Learning even and odd numbers is tricky. This collection of learning activities will give kids lots of opportunities for practice, whatever their learning style. For tips on teaching this concept, you may also be interested in our page on odd and even numbers.
Even and Odd, Everywhere: Look around to find anything countable: pennies, plants, pillows, windows, dry erase markers, cats, crackers, you name it. Help children put the objects in pairs (careful with the cats) and see if any are left over. Is the number odd or even? Write down what your kids discover. Example: Pillows = 3 (odd), Windows = 6 (even). Kids will enjoy adding to the list and reading it over again.
The Odd Exercise: Say a number. You and your kids will count up to that number while doing a 1-2 type of exercise, such as "arms out, arms in", "squat down, stand up", etc. First, teach the exercise and do it for a while saying "odd, even, odd, even" to get a sense of which position goes with each. Then ask for a number (less than 20 is best). Count while doing your exercise. Did you land on odd or even? Write down the number and its result.
Odd and Even Boots: Check out this great idea for even and odd numbers!
Who Do We Appreciate? Rhymes are a great way to remember even and odd numbers. This rhyme will be a powerful tool for learning odds and evens, as well as when they begin counting by two's.
2-4-6-8, who do we appreciate? 2-4, 6-8-10, even numbers, say it again!
1-3-5-7, Can odd numbers go to heaven? 1-3-5, 7 and 9, Yes they do! Now get in line.
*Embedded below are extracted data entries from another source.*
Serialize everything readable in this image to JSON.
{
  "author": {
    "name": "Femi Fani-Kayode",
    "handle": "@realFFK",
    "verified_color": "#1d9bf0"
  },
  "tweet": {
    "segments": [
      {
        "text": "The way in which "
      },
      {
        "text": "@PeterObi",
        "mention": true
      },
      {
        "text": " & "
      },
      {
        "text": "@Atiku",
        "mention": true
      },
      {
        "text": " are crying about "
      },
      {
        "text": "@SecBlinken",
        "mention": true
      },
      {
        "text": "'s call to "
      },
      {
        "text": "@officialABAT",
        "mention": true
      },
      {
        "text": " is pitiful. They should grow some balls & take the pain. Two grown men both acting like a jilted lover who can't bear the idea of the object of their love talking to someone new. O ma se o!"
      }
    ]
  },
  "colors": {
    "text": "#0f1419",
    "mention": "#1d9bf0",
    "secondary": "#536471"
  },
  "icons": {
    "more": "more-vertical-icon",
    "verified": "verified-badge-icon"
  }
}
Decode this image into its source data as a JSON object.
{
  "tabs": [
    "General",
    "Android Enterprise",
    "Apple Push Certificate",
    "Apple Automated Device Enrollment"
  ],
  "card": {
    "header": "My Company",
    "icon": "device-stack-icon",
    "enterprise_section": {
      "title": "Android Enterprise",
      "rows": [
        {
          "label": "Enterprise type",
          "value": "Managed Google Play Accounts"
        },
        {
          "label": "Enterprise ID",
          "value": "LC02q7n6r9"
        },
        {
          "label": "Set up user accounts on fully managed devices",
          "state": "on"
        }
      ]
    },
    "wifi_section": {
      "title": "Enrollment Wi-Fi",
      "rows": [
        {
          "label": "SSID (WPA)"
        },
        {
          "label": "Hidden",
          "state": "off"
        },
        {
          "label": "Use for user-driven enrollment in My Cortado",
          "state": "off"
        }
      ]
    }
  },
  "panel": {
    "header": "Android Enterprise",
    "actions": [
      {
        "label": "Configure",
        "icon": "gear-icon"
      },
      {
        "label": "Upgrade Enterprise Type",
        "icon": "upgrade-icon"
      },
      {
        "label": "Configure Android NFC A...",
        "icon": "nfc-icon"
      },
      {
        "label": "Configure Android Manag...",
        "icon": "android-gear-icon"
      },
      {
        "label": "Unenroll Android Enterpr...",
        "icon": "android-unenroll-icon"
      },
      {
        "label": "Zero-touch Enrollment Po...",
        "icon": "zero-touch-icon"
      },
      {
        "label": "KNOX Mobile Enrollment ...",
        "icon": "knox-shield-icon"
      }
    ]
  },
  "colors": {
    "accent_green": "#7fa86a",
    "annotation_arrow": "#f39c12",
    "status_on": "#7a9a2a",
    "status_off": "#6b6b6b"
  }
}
Hundreds Chart: Hundreds charts are great for all kinds of number sense activities. For this activity, give each child a hundreds chart and a crayon. Tell kids they are going on a mystery search to find all the even numbers. They will have to find the pattern. Get them started by saying the "even" rhyme above. Let kids color in these numbers, then discover the pattern. Can they fill in the rest of the even numbers? Say them together. (Note: some kids may need help continuing the pattern from one row to the other.)
AB Patterns: This type of 1-2-1-2 pattern is common in first grade,
and matches the pattern of even and odd numbers:
Set up various stations, each with a different duo of colors and types of counters: blue and yellow buttons, square and round wooden beads, black and white beans, etc. Say "go" and have kids begin to make 1-2-1-2 patterns. After a short time, yell "freeze!"
See if all their buttons (or beads, or beans) have a partner. If they
all do, they have an
even number. If there is one without a partner, they made an odd
number. Ask kids with even
to hold up 2 fingers and say, "Even!" Ask kids with odd to hold up 1
finger and say,
Have kids trade objects and do the activity again. As an extension, ask the kids to count the objects in their pattern. Write their results in two columns on the board: odd or even. Do they notice any patterns?
Linking Cubes: Have kids scoop out a pile of cubes with their hands. Stack all the cubes in piles of 2. Are there any left over? Count how many cubes and say if your number is odd or even.
Whisper and Shout: Count up to a number by whispering the odd numbers and shouting the evens. Or switch: shout the odds and whisper the evens. This is great way to lead up to skip-counting.
The cool thing about even and odd numbers is that every number is either one or the other! Once you start to do activities with odd and even, you will start to see them everywhere. Take advantage of the spontaneous learning opportunity, and join kids on the quest for even and odd numbers!